A NEW police team has been launched to investigate fatalities on North Yorkshire’s roads.

The Major Collision Investigation Team will take over from local officers following collisions, allowing them to get back on patrol sooner.

The team is made up of a sergeant and six constables, headed up by road policing Inspector Mick Barron.

Based in Thirsk, the team will also be involved in speaking to the witnesses and families of people killed or injured on the roads, and will work alongside the existing Collision Investigation Unit, which carries out forensic examinations at the scenes of crashes.

Deputy Chief Constable Tim Madgwick said: “Sadly, fatal and serious collisions are a major part of police work and require meticulous and intensive resourcing to enable us to obtain the appropriate outcome for victims and their families. This work can take up thousands of hours of police officers’ time.

“Having a dedicated resource for these investigations means that roads policing officers can get back on to the roads.”

Preliminary figures show that last year, police dealt with 46 fatal collisions in which 51 people, including 16 motorcyclists, died, up from 35 fatal crashes (35 dead, three motorcyclists), the previous year.
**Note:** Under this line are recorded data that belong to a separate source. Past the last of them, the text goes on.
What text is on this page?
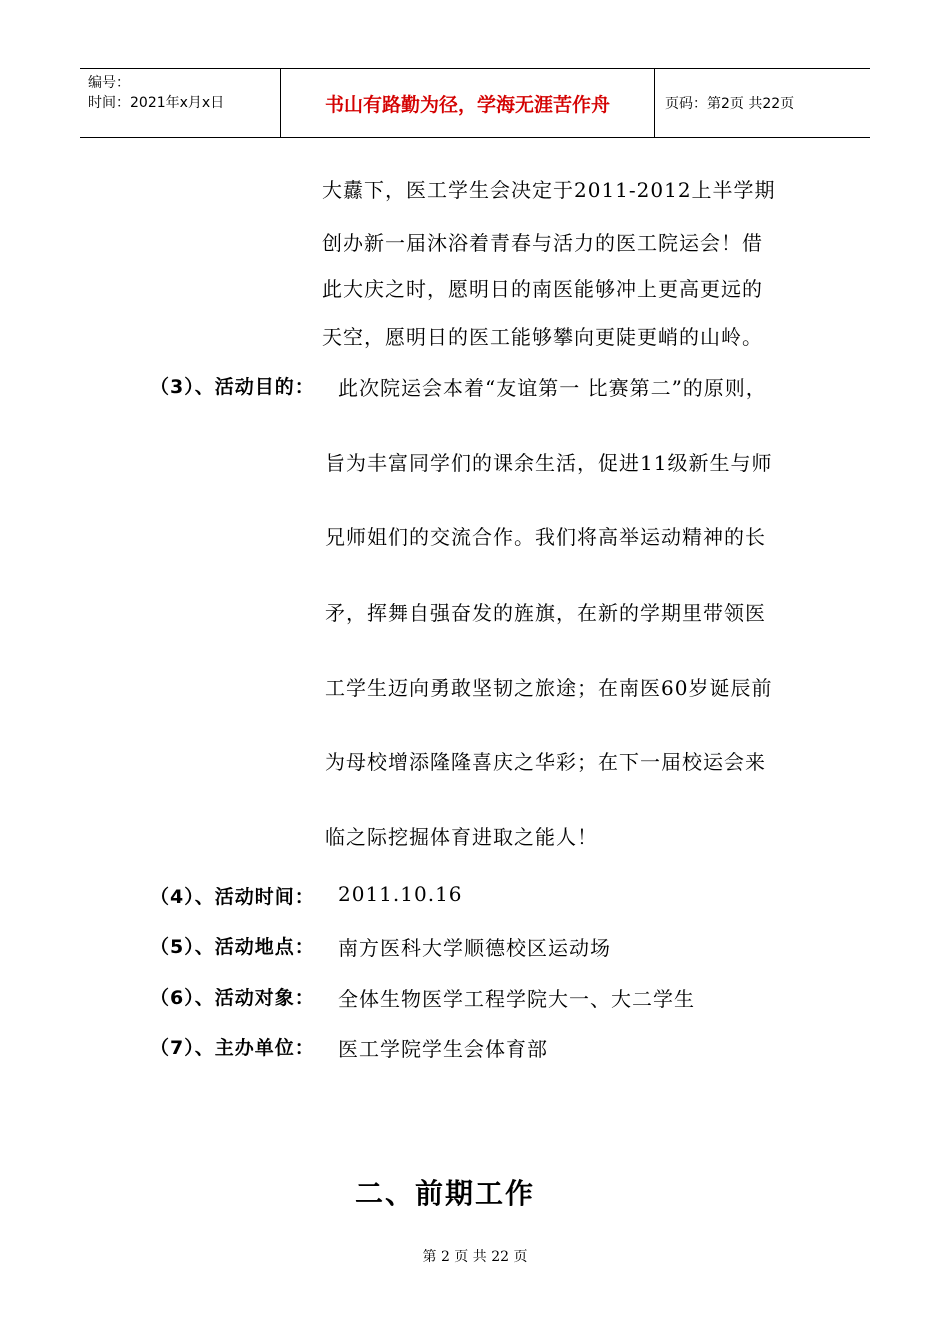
编号：
时间：2021年x月x日	书山有路勤为径，学海无涯苦作舟	页码：第2页 共22页
大纛下，医工学生会决定于2011-2012上半学期
创办新一届沐浴着青春与活力的医工院运会！借
此大庆之时，愿明日的南医能够冲上更高更远的
天空，愿明日的医工能够攀向更陡更峭的山岭。
（3）、活动目的： 此次院运会本着“友谊第一 比赛第二”的原则，
旨为丰富同学们的课余生活，促进11级新生与师
兄师姐们的交流合作。我们将高举运动精神的长
矛，挥舞自强奋发的旌旗，在新的学期里带领医
工学生迈向勇敢坚韧之旅途；在南医60岁诞辰前
为母校增添隆隆喜庆之华彩；在下一届校运会来
临之际挖掘体育进取之能人！
（4）、活动时间： 2011.10.16
（5）、活动地点： 南方医科大学顺德校区运动场
（6）、活动对象： 全体生物医学工程学院大一、大二学生
（7）、主办单位： 医工学院学生会体育部
二、前期工作
第 2 页 共 22 页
The team have been phased in to work on collision incidents in recent months, including the crash on the B1248 near Wharram which killed three people, including a mother and her son.

They will also gather evidence through interviewing suspects and witnesses, and deal with the Crown Prosecution Service and coroner, to build prosecutions against motorists at fault.

Insp Barron said: “Investigations can involve dealing with distraught families who have lost loved ones, witnesses who may have seen very distressing events and victims who have sustained life-changing injuries.

“The team will provide a constant, single point of contact and expert knowledge base for North Yorkshire Police as well as enabling local officers to get back out to patrolling the roads and trying to prevent collisions happening in the first place.”